Tuak

Hawu Miha dan Jawa Miha

Pada pagi dan sore hari di musim panas, kita sering mendengar orang menyanyi dari atas Pohon Tuak atau Lontar. Bagaimana asal mula orang Sabu mengiris tuak? Apa yang membuat mereka menyanyi di atas pohon?

Masih ingat cerita tentang Majawi atau Rai Ae dan kedua anaknya, yaitu Ngara Rai dan Piga Rai? Hawu Miha, Jawa Miha dan Babo Miha adalahketurunan Ngara Rai dan Piga Rai.

Miha Ngara adalah seorang yang sangat bijaksana, Ia memiliki banyak pengetahuan dan kuasa. Hawu Miha sangat dekat dengan ayahnya sedangkan Jawa Miha dekat dengan ibunya. Hawu Miha memiliki tubuh yang berambut banyak dan kulit berwarna gelap. Sementara Jawa Miha berkulit terang dan tidak berambut. Miha Ngara mengenali kedua anaknya dengan menyentuh kulit mereka karena Miha Ngara adalah seorang yang buta.

Pada suatu hari Alu Ngara memanggil anak kesayangannya, “Anakku, kamu adalah anak yang paling kusayangi. Tapi sayang, segala pengetahuan yang aku punya, tidak akan berguna untuk kamu. “Pergilah dan bunuh seekor kambing. Berikan daging itu kepada Ayahmu dan ketika kamu mengantar daging itu, kamu harus memakai kulit kambing untuk menutup tubuhmu,” kata Alu Ngara.

Alu Ngara memanggil Hawu Miha dan berkata, “Pergilah untuk menangkap binatang, ayahmu sudah merasa lapar.” Ketika Hawu Miha sudah pergi, Alu Ngara menyuruh anak kesayangannya untuk menghadap ayahnya dengan membawa daging yang sudah disiapkannya. Miha Ngara merasa senang dan ia memberikan segala pengetahuan dan akal budi kepada anak yang berada di hadapannya.

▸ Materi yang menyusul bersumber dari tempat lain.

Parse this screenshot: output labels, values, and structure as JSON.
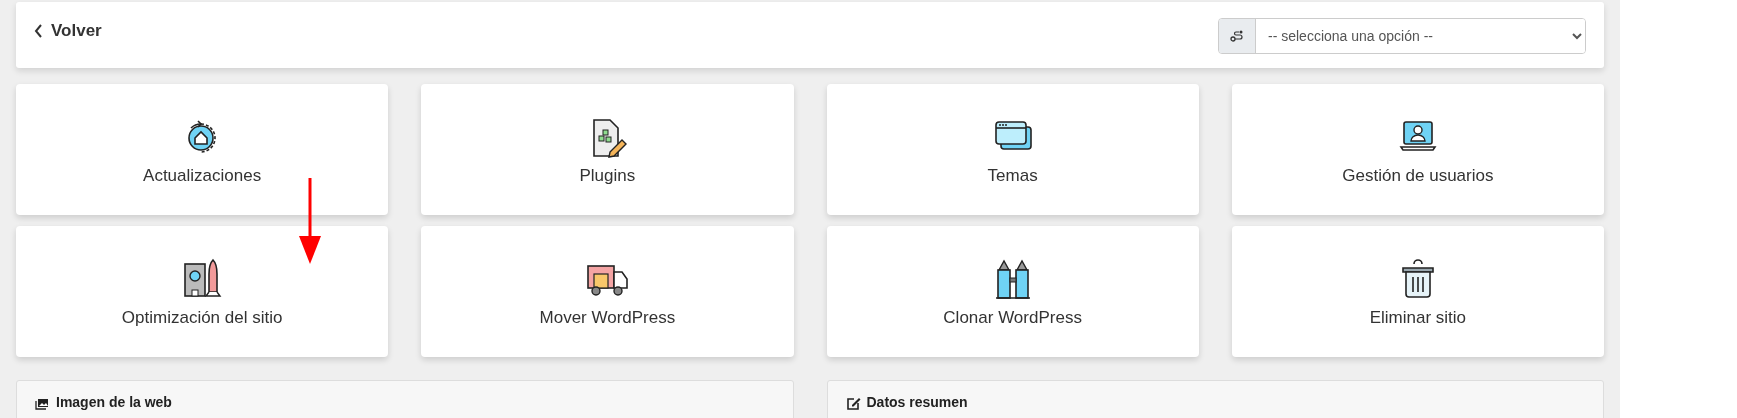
{
  "header": {
    "back_link": "Volver",
    "select": {
      "placeholder": "-- selecciona una opción --"
    }
  },
  "tiles": [
    {
      "label": "Actualizaciones"
    },
    {
      "label": "Plugins"
    },
    {
      "label": "Temas"
    },
    {
      "label": "Gestión de usuarios"
    },
    {
      "label": "Optimización del sitio"
    },
    {
      "label": "Mover WordPress"
    },
    {
      "label": "Clonar WordPress"
    },
    {
      "label": "Eliminar sitio"
    }
  ],
  "panels": [
    {
      "title": "Imagen de la web",
      "kind": "image"
    },
    {
      "title": "Datos resumen",
      "kind": "edit"
    }
  ],
  "annotation": {
    "kind": "arrow"
  }
}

Jawa Miha dan ibunya telah berhasil mencuri segala pengetahuan Miha Ngara, dan tidak menyisakan apapun untuk Hawu Miha. Karena merasa bersalah mereka berdua pun lari meninggalkan Rai Hawu ke tempat yang sangat jauh. Ketika Hawu Miha datang dari berburu, barulah Miha Ngara sadar, ia telah ditipu. Babo Miha melihat semua yang dilakukan saudara laki-laki dan ibunya. Ia sangat sedih karena mereka telah pergi meninggalkan keluarganya.

“Bagaimana dengan ku, Ayah? Semua pengetahuan dan akal ayah sudah diambil Jawa Miha. Tidak ada lagi yang tersisa,” kata Hawu. “Benar anakku, kamu akan bersusah payah, kamu akan berkeringat dan meneteskan air mata agar bisa hidup,” jawab Miha Ngara.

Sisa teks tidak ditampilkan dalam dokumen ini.